The absence of cascading liquidations, 25% delta skew, and margin loan ratio suggest that Bitcoin’s price hit a low at $ 56,500.

The first rule of Bitcoin (BTC) trading should be «expect the unexpected». In the last year alone, there have been five instances of daily gains of 20% or more, as well as five intraday declines of 18%. Truth be told, Bitcoin’s price volatility over the past 3 months has been relatively modest compared to recent spikes.

Whether they are multi-million dollar institutional fund managers or retail investors, traders new to BTC are often mesmerized by a 19% correction after a local high. Even more surprising to many is the fact that the current Bitcoin price correction of $ 13,360 from the all-time high of $ 69,000 on November 10 occurred in nine days.

The downward movement did not cause alarming sales

Cryptocurrency traders are notoriously known for their high-leverage trading and in just the last 4 days, nearly $ 600 million in long (buy) Bitcoin futures contracts were settled. That might sound like a pretty decent figure, but it represents less than 2% of the total BTC futures markets.

The first evidence that the 19% drop to $ 56,000 marked a local low is the lack of a significant sell-off event despite strong Bitcoin price movement. Had there been excessive leverage of buyers at stake, a sign of an unhealthy market, open interest would have shown an abrupt turnaround, similar to that seen on September 7.

The risk indicator of the options markets remained calm

To determine the degree of concern of professional traders, investors should analyze the 25% delta skew (25% delta bias). This indicator provides a reliable view of the sentiment of «fear and greed» by comparing similar call and put options.

This metric will turn positive when the premium for risk-neutral to bearish put options is higher than that of risk-like call options. This situation is often considered a «scary» scenario. The opposite trend signals bullishness or «greed.»

Values ​​between negative 7% and positive 7% are considered neutral, so nothing out of the ordinary happened during the recent test of the $ 56,000 support. This indicator would have skyrocketed above 10% if professional and arbitrage traders had detected higher risks of market collapse.

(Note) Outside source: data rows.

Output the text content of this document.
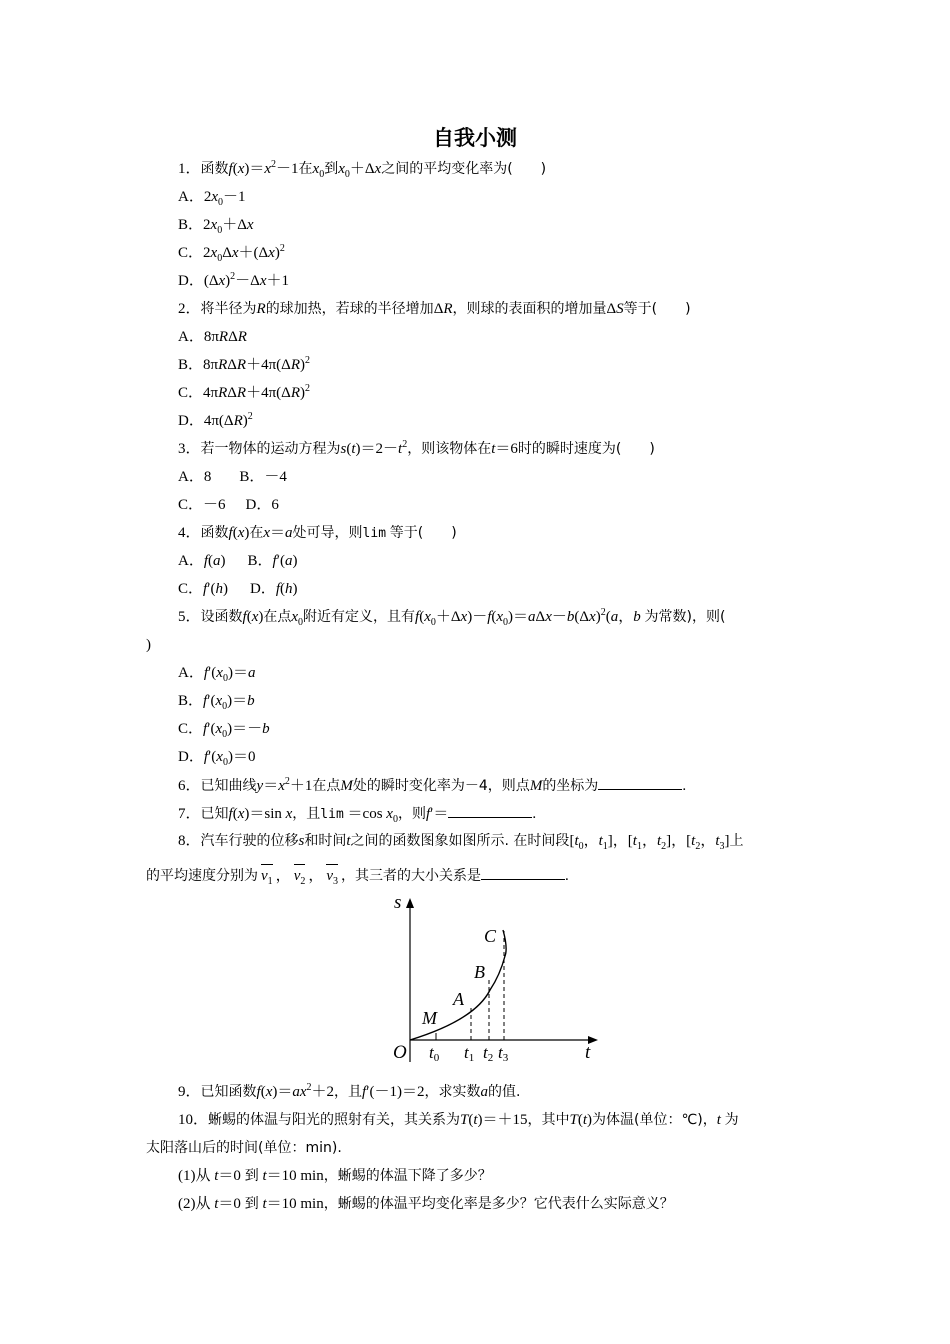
自我小测
1．函数$f(x)=x^2-1$在$x_0$到$x_0+\Delta x$之间的平均变化率为(　　)
A．$2x_0-1$
B．$2x_0+\Delta x$
C．$2x_0\Delta x+(\Delta x)^2$
D．$(\Delta x)^2-\Delta x+1$
2．将半径为R的球加热，若球的半径增加ΔR，则球的表面积的增加量ΔS等于(　　)
A．8πRΔR
B．$8\pi R\Delta R+4\pi(\Delta R)^2$
C．$4\pi R\Delta R+4\pi(\Delta R)^2$
D．$4\pi(\Delta R)^2$
3．若一物体的运动方程为$s(t)=2-t^2$，则该物体在t＝6时的瞬时速度为(　　)
A．8 B．－4
C．－6 D．6
4．函数f(x)在x＝a处可导，则lim 等于(　　)
A．f(a) B．f′(a)
C．f′(h) D．f(h)
5．设函数f(x)在点$x_0$附近有定义，且有$f(x_0+\Delta x)-f(x_0)=a\Delta x-b(\Delta x)^2(a$，b 为常数)，则(
)
A．$f'(x_0)=a$
B．$f'(x_0)=b$
C．$f'(x_0)=-b$
D．$f'(x_0)=0$
6．已知曲线$y=x^2+1$在点M处的瞬时变化率为－4，则点M的坐标为	.
7．已知f(x)＝sin x，且lim ＝cos $x_0$，则f′＝	.
8．汽车行驶的位移s和时间t之间的函数图象如图所示. 在时间段[$t_0$，$t_1$]，[$t_1$，$t_2$]，[$t_2$，$t_3$]上
的平均速度分别为 $v_1$ ， $v_2$ ， $v_3$ ，其三者的大小关系是	.
s
t
O
M
A
B
C
t0 t1 t2 t3
9．已知函数$f(x)=ax^2+2$，且f′(－1)＝2，求实数a的值.
10．蜥蜴的体温与阳光的照射有关，其关系为T(t)＝＋15，其中T(t)为体温(单位：℃)，t 为
太阳落山后的时间(单位：min).
(1)从 t＝0 到 t＝10 min，蜥蜴的体温下降了多少？
(2)从 t＝0 到 t＝10 min，蜥蜴的体温平均变化率是多少？它代表什么实际意义？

Margin traders continue to go long

Margin trading allows investors to borrow cryptocurrencies to leverage their trading position, thereby increasing profits. For example, one can buy cryptocurrencies by borrowing Tether (USDT) and increasing their exposure. On the other hand, Bitcoin borrowers can only go short as they bet on the price decline.

Unlike futures contracts, the balance between margin longs and shorts is not always even.

The chart above shows that traders have borrowed more from USDT recently, as the ratio increased from 7 on November 10 to 13 today. The data is sloping higher because the indicator favors stablecoin lending by 13 times, so this could be reflecting its positive exposure to the price of Bitcoin.

All of the above indicators show resistance to the recent Bitcoin price drop. As mentioned above, anything can happen in the crypto space, but the derivatives data hints that $ 56,000 was the local low.